Clinically Relevant Preclinical Model Of CFA-Induced Inflammatory Pain

Inflammatory pain is a complex perception and affective response to noxious stimuli during an inflammatory or immune response, often triggered by injury or infection. The inflammatory response involves coordinated physiological processes aimed at reversing injury-induced pathology. Acute inflammation leads to pain through the direct activation of sensory neurons, which transmit pain signals to the brain. The onset of inflammatory pain is initiated by the activation of nociceptive sensory neurons via thermal, mechanical stimulation, or inflammatory mediators, followed by the depolarization of sensory nerve endings and the transmission of noxious information through the spinal cord.
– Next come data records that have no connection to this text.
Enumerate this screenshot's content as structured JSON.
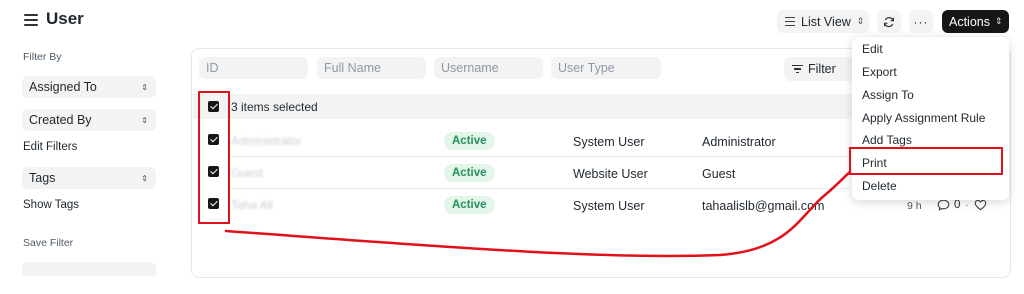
{
  "header": {
    "title": "User",
    "list_view_label": "List View",
    "more_label": "···",
    "actions_label": "Actions"
  },
  "sidebar": {
    "filter_by_label": "Filter By",
    "assigned_to": "Assigned To",
    "created_by": "Created By",
    "edit_filters": "Edit Filters",
    "tags": "Tags",
    "show_tags": "Show Tags",
    "save_filter": "Save Filter"
  },
  "filters": {
    "id_placeholder": "ID",
    "full_name_placeholder": "Full Name",
    "username_placeholder": "Username",
    "user_type_placeholder": "User Type",
    "filter_label": "Filter"
  },
  "selection": {
    "text": "3 items selected"
  },
  "rows": [
    {
      "name": "Administrator",
      "status": "Active",
      "user_type": "System User",
      "username": "Administrator"
    },
    {
      "name": "Guest",
      "status": "Active",
      "user_type": "Website User",
      "username": "Guest"
    },
    {
      "name": "Taha Ali",
      "status": "Active",
      "user_type": "System User",
      "username": "tahaalislb@gmail.com",
      "modified": "9 h",
      "comments": "0"
    }
  ],
  "actions_menu": {
    "items": [
      "Edit",
      "Export",
      "Assign To",
      "Apply Assignment Rule",
      "Add Tags",
      "Print",
      "Delete"
    ]
  },
  "colors": {
    "annotation_red": "#e0111b",
    "active_badge_bg": "#e4f5e9",
    "active_badge_text": "#278f5e",
    "primary_dark": "#171717"
  }
}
Key mediators involved in this process include glutamate, ATP, bradykinin, serotonin, prostaglandins, lysophosphatidic acids, nerve growth factor, and sphingosine 1-phosphate.
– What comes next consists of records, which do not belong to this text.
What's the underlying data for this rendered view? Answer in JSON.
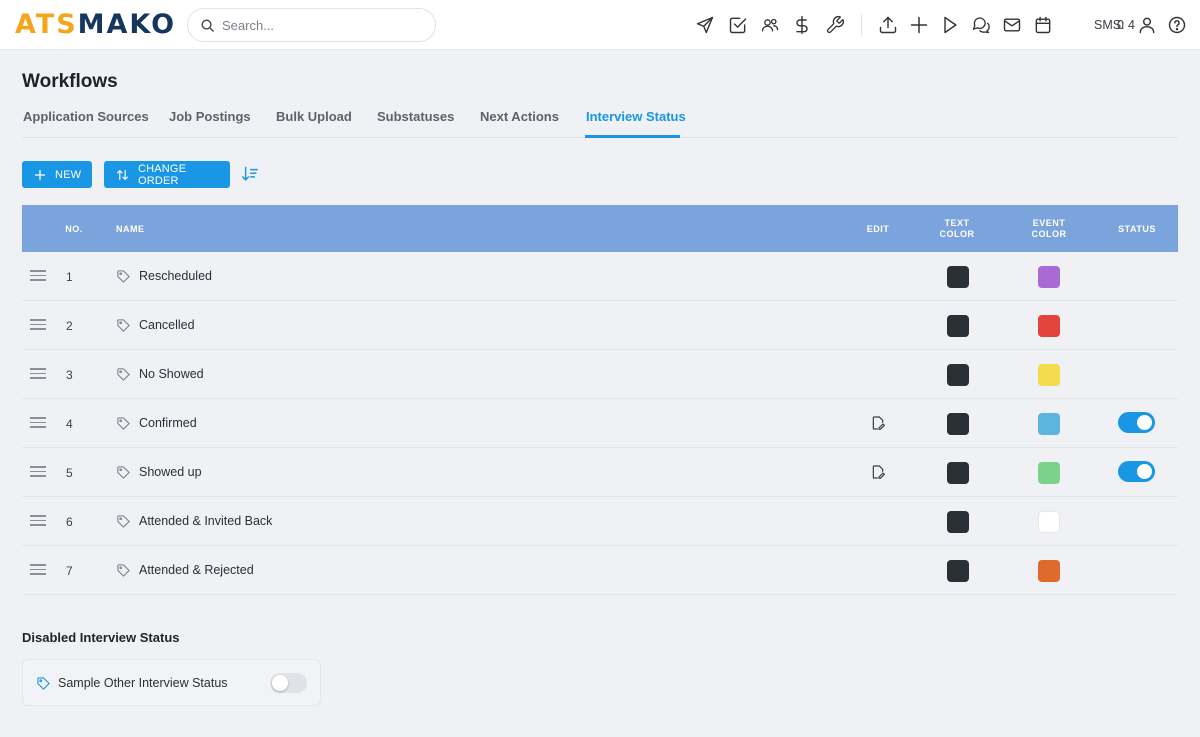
{
  "app": {
    "logo_part1": "ATS",
    "logo_part2": "MAKO"
  },
  "search": {
    "placeholder": "Search..."
  },
  "header_icons": [
    "send-icon",
    "tasks-check-icon",
    "people-icon",
    "dollar-icon",
    "wrench-icon",
    "upload-icon",
    "plus-icon",
    "play-icon",
    "chat-icon",
    "mail-icon",
    "calendar-icon",
    "user-icon",
    "help-icon"
  ],
  "header": {
    "sms_label": "SMS: 4",
    "notification_count": "0"
  },
  "page": {
    "title": "Workflows",
    "tabs": [
      {
        "label": "Application Sources",
        "active": false
      },
      {
        "label": "Job Postings",
        "active": false
      },
      {
        "label": "Bulk Upload",
        "active": false
      },
      {
        "label": "Substatuses",
        "active": false
      },
      {
        "label": "Next Actions",
        "active": false
      },
      {
        "label": "Interview Status",
        "active": true
      }
    ]
  },
  "toolbar": {
    "new_label": "NEW",
    "change_order_label": "CHANGE ORDER"
  },
  "table": {
    "columns": {
      "no": "NO.",
      "name": "NAME",
      "edit": "EDIT",
      "text_color_1": "TEXT",
      "text_color_2": "COLOR",
      "event_color_1": "EVENT",
      "event_color_2": "COLOR",
      "status": "STATUS"
    },
    "rows": [
      {
        "no": "1",
        "name": "Rescheduled",
        "editable": false,
        "text_color": "#2b2f36",
        "event_color": "#a86bd6",
        "status_toggle": false
      },
      {
        "no": "2",
        "name": "Cancelled",
        "editable": false,
        "text_color": "#2b2f36",
        "event_color": "#e3443b",
        "status_toggle": false
      },
      {
        "no": "3",
        "name": "No Showed",
        "editable": false,
        "text_color": "#2b2f36",
        "event_color": "#f1dd4d",
        "status_toggle": false
      },
      {
        "no": "4",
        "name": "Confirmed",
        "editable": true,
        "text_color": "#2b2f36",
        "event_color": "#5ab6df",
        "status_toggle": true,
        "status_on": true
      },
      {
        "no": "5",
        "name": "Showed up",
        "editable": true,
        "text_color": "#2b2f36",
        "event_color": "#7dd28b",
        "status_toggle": true,
        "status_on": true
      },
      {
        "no": "6",
        "name": "Attended & Invited Back",
        "editable": false,
        "text_color": "#2b2f36",
        "event_color": "#ffffff",
        "status_toggle": false
      },
      {
        "no": "7",
        "name": "Attended & Rejected",
        "editable": false,
        "text_color": "#2b2f36",
        "event_color": "#e06a2c",
        "status_toggle": false
      }
    ]
  },
  "disabled": {
    "title": "Disabled Interview Status",
    "items": [
      {
        "name": "Sample Other Interview Status",
        "enabled": false
      }
    ]
  },
  "colors": {
    "accent": "#1a97e4",
    "table_header": "#7ba3dc",
    "logo_orange": "#f3a51c",
    "logo_navy": "#16365f"
  }
}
Preclinical animal models are vital in elucidating the mechanisms of inflammatory pain and in facilitating the development of effective therapies. This report focuses on the design and pharmacological validation of the Complete Freund’s Adjuvant (CFA)-induced inflammatory pain model, which involves the use of an antigen emulsified in mineral oil to enhance immune response. CFA contains inactivated mycobacteria (typically M. tuberculosis), whereas the incomplete form (IFA) lacks these mycobacterial components. These models play a critical role in screening potential analgesic candidates, helping to identify promising therapies for managing inflammatory pain.